“Te voy a echar mucho de menos”. El delantal de cuadros azules colgaba todavía del marco de la puerta. El sol se colaba perezoso por la ventana de la cocina, iluminando con cuidado los fogones del hornillo de la esquina. Una cálida brisa hizo que la tela se moviera acariciando el suave aroma que todavía quedaba en ella.
Toqué la madera caldeada de la mesa antigua en la que durante años había disfrutado de las conversaciones con mi abuela. Siempre sentada en los taburetes redondos y con un buen plato de comida. Ahora sólo quedaba el sonido de las chicharras de fondo y la presencia suspendida del polvo en los haces de luz.
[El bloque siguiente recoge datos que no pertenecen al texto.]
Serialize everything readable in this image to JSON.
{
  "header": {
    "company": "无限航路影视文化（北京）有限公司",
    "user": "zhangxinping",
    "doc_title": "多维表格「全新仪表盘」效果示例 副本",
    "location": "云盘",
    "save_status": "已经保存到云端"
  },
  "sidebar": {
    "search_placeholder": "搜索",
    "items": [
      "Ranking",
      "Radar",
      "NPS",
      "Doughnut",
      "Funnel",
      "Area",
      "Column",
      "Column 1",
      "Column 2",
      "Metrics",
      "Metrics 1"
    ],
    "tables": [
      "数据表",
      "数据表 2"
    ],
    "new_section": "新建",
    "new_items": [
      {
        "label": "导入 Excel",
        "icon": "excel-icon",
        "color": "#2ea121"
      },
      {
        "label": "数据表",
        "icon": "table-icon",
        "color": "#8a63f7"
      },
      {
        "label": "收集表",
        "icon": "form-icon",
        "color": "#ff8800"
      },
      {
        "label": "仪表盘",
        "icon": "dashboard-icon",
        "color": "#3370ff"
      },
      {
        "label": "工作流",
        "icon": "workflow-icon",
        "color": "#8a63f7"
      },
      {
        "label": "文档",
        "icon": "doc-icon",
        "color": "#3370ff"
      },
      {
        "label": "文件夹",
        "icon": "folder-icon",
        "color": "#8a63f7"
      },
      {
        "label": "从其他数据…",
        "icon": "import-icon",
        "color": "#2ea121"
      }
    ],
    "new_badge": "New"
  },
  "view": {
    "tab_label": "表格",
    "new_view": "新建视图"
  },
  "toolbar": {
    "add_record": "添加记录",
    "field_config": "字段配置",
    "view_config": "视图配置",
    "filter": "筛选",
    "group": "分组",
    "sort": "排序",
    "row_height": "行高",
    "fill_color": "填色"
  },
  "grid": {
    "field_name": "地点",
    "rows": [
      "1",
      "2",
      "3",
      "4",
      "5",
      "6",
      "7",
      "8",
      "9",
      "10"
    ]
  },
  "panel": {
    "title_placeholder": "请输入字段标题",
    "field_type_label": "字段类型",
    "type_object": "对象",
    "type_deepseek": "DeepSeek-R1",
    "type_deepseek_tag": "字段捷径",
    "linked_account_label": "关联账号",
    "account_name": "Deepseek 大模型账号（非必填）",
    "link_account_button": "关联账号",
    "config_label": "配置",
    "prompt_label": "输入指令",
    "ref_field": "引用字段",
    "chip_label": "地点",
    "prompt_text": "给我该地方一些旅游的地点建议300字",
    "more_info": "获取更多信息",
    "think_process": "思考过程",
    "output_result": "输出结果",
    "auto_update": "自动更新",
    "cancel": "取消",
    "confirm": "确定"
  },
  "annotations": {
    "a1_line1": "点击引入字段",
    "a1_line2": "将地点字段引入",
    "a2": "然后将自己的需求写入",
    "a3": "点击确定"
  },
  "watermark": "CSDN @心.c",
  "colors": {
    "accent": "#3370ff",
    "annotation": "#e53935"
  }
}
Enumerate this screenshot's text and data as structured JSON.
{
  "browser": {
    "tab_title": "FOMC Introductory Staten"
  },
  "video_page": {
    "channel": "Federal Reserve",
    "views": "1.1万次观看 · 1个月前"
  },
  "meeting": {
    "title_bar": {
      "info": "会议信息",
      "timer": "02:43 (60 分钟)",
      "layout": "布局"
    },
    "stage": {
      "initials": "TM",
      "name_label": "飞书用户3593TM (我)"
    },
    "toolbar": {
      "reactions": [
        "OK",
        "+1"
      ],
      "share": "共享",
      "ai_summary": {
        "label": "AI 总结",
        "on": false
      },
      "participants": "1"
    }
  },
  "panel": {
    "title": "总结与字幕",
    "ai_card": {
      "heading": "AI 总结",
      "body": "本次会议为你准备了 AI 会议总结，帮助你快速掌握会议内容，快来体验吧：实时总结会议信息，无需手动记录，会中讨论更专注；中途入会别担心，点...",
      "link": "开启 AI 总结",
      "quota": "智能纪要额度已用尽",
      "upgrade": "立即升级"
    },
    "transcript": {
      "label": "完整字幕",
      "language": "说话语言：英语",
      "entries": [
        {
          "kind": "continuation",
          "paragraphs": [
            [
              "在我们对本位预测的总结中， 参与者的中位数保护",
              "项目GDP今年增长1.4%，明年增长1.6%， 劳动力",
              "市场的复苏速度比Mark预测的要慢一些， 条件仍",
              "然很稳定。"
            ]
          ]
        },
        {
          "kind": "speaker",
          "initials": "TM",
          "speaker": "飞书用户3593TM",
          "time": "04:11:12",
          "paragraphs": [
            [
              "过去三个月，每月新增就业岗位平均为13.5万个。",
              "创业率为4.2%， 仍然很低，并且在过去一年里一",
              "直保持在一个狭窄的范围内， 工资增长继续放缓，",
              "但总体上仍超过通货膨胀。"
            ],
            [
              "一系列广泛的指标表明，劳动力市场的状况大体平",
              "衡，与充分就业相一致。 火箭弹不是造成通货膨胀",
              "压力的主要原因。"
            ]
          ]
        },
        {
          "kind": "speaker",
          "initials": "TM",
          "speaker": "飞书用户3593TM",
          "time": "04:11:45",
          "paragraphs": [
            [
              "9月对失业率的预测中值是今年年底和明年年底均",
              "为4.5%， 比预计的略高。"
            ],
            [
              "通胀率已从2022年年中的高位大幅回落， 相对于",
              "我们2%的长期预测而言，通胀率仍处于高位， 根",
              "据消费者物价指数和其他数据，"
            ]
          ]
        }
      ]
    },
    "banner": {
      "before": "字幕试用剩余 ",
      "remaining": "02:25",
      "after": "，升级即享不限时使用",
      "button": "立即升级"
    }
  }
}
-Carolina, tenemos que irnos.
La voz de Luca me sacó del trance y volvió a recordarme que el vestido negro me estaba asfixiando. A ella no le habría gustado verme así y eso acentuaba la sensación sofocante que me había acompañado durante todo el viaje.
Volví a la entrada de la casa, echando un último vistazo al lugar que, sin duda, había protagonizado los mejores momentos de mi vida. Saber que mañana mismo estaría en venta era algo que me atormentaba. Sentía como si estuvieran quitándome un pedacito de mí. Desde la distancia habíamos pensado que era lo mejor. Pero ahora tenía las mismas dudas de volver a la ciudad que cuando era una niña.
El camino al entierro era muy corto, pero lo hicimos en coche. Nos acompañaron el frescor del aire acondicionado y los lamentos de las ruedas por el camino de tierra.
-No sé cómo podías pasar aquí todo el verano. Es un auténtico secarral. Llevo la camisa empapada.
Miré a mi acompañante con tristeza. No por el desprecio a aquel pueblo que significaba tanto para mí, sino por la pena que me producía el que no lo entendiera. El que se hubiera visto privado de ese sentido de pertenencia a un lugar de su infancia. Lamentaba que por mucho que quisiera explicarle mi realidad fuera a ser en vano. Quería quedarme aquí y lo peor de todo es que tanto si lo hacía como si decidía pasar página, renunciaría a él o a mí.
Las lágrimas comenzaron a inundar mis ojos. Sabía que pasaría en algún momento. Luca pareció incómodo.
-Cariño ya está. Esto pasará pronto y volveremos a estar en casa antes de que te des cuenta.
En casa… No pude más que enterrar mi rostro entre las manos. Cuando el coche llegó al sepelio, levanté la vista. Estaba toda la comunidad en esa pequeña ermita que había a las afueras. Nana había sido muy querida por todos y nunca le había faltado la compañía. Ahora no sería diferente.
Durante el oficio, el ruido de los ventiladores apostados en las columnas me pareció ensordecedor. El ir y venir de los abanicos de las amigas de mi abuela hacían coros desacompasados al cura, y por un momento creí que iba a enloquecer si Luca volvía a resoplar.
Sin que me diera cuenta, acabé delante del atril a la derecha del féretro. Sabía que tenía que decir unas palabras, y había pasado todo el trayecto pensando en qué decir, pero la verdad es que no se me había ocurrido nada.
-Nana fue… -Los abanicos pararon al únisono como si se hubieran sincronizado mágicamente-. Nana… -La mirada de Luca hacia su reloj me crispaba. Tomé aire lentamente y miré la foto de la mujer que más me había querido en mi vida-. Abuela, ¿por qué no puedo estirar el verano como si fuera un chicle? Me prometiste que si cuando fuera mayor quería hacerlo estarías a mi lado para acompañarme. Siento mucho cuando me enfadaba y me comportaba como una malcriada porque teníamos que hacer nosotras el kétchup para las patatas. Sé que te decía que no me gustaba, pero luego pasaba el resto del año haciéndolo yo en casa.
Un nudo se aflojó en mi estómago haciendo que las lágrimas dejaran de brotar y tocándome con cierta seguridad. Ella me había enseñado lo que era importante y ahora estaba preparada para vivir mi vida.
-Odio este vestido y siento mucho no haber sido tan fuerte como para decirle a Luca que podía meterse su estúpida prisa urbanita por donde le cupiera. Pero, ¿sabes qué? Que me da igual, porque estoy donde pertenezco y no pienso vender la casa.
Sin pensarlo, me acerqué al ataúd y deposité un último beso. Caminé con paso decidido bajo la atenta mirada de la gente y dejando atrás a Luca desencajado. Con la vista puesta en mi hogar, abandoné el templo.
Paso a paso fui desabotonando el vestido que nunca elegí, para dejar que cayera al suelo en el porche de la casa. Sentí una absoluta liberación cuando la tela negra dejó de atraparme y no pude más que acompañarla descalzando mis pies. Entré, descolgué el delantal y me lo puse. Había regresado al lugar al que siempre pertenecí.